A Intel 2600K at 4 GHz can do 4 GHz * (8 AVX) * (2 ILP) * ( 4 cores) = 256 SP GFLOPs/s. For DP it's half: 128 DP GFLOPs/s. Haswell which comes out in a few weeks will double both of those. The Intel MKL library gets better than 80% efficiency in GEMM. My own GEMM code gets 70% on my i7-2700 so the 5 GFlops/s you quote with numpy is tiny and not fair to compare with.
I don't know what the GTX 275 is capable of but I would guess it's much more than 50 GFLOPs/s.
The article you reference compares a AMD 7970. They get 848 (90% efficiency) DP GFlops/s and 2646 (70% efficiency) SP GFlops/s. That's closer to 10x the performance of the CPU not 200x!
Edit:
Your calculations of FLOPs is wrong it should be 2.0*n^3. That's still approximate but it's asymptotically true. Let me explain.

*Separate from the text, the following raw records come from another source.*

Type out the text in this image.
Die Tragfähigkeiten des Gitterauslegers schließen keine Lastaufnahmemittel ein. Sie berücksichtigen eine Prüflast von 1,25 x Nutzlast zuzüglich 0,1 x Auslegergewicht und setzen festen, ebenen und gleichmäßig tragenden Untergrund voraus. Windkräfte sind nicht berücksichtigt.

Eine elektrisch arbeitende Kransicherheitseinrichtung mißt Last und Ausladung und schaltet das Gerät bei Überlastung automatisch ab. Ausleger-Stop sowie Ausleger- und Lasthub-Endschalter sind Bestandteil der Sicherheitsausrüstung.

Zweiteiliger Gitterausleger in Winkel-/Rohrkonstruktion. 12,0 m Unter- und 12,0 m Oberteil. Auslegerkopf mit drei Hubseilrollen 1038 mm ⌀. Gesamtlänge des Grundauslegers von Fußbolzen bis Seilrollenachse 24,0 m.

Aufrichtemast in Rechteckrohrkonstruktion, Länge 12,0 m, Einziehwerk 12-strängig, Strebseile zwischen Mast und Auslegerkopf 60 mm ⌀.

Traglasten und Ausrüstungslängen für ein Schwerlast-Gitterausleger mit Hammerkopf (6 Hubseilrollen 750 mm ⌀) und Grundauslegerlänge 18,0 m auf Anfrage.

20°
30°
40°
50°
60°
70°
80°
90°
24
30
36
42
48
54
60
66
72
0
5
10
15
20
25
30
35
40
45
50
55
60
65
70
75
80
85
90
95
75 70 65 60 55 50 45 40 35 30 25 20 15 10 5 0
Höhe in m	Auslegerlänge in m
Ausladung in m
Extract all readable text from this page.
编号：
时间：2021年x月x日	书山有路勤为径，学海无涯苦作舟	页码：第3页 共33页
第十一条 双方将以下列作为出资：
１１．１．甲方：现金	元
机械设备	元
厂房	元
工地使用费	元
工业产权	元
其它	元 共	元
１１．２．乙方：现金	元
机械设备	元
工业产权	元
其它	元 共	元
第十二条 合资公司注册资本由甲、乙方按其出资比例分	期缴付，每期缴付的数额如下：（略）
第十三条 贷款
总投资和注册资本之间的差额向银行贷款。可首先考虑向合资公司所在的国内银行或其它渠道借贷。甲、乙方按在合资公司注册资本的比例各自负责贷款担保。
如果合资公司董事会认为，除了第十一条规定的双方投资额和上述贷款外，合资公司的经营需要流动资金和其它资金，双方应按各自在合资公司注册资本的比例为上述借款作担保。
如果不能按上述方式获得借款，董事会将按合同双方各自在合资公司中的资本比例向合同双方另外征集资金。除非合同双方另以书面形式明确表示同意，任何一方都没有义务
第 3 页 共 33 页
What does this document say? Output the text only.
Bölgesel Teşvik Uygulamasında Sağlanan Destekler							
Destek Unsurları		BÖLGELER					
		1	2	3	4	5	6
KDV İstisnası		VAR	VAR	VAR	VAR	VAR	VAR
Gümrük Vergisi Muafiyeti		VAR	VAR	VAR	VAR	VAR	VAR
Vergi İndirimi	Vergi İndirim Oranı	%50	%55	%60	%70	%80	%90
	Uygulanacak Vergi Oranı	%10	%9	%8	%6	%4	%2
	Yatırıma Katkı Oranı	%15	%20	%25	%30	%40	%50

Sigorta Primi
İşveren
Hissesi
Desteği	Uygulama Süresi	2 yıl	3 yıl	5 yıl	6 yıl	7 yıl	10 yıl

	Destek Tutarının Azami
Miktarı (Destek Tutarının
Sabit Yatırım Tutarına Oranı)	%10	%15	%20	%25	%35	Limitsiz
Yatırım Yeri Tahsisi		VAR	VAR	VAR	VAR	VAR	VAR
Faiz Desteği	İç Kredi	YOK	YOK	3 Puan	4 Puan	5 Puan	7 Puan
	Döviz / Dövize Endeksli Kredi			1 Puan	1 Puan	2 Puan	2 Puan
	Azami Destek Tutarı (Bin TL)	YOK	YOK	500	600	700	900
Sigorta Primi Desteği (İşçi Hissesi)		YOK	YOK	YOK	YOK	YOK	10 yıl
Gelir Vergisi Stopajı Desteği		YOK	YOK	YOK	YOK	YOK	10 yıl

Consider a 3D dot product. It's x1*x2+y1*y2+z1*z2. That's 3 multiplications and two additions. So a N-dimensional dot product is n multiplications and (n-1) additions. A matrix product is equivalent to nxn dot products, i.e. n*n*n multiplications and n*n*(n-1) additions. That's approximately 2.0*n^3 FLOPS. So you should double all your Gflops/s numbers.
Edit:
You might want to consider the kernel time. It's been awhile since I used OpenCL but using the C++ bindings I did something like this
queue = cl::CommandQueue(context, devices[device], CL_QUEUE_PROFILING_ENABLE|CL_QUEUE_OUT_OF_ORDER_EXEC_MODE_ENABLE, &err);
//other code...run kernel
time_end = clevent.getProfilingInfo<CL_PROFILING_COMMAND_END>();
time_start = clevent.getProfilingInfo<CL_PROFILING_COMMAND_START>();
A good GPU matrix-multiply does not just use local memory, it stores blocks of A, B, and/or C in registers (which results in higher register usage and lower occupancy but is much faster in the end). This is because GPUs have more registers than local memory (128-256KB vs 48KB for NVIDIA), and registers offer as much bandwidth as the ALUs can handle.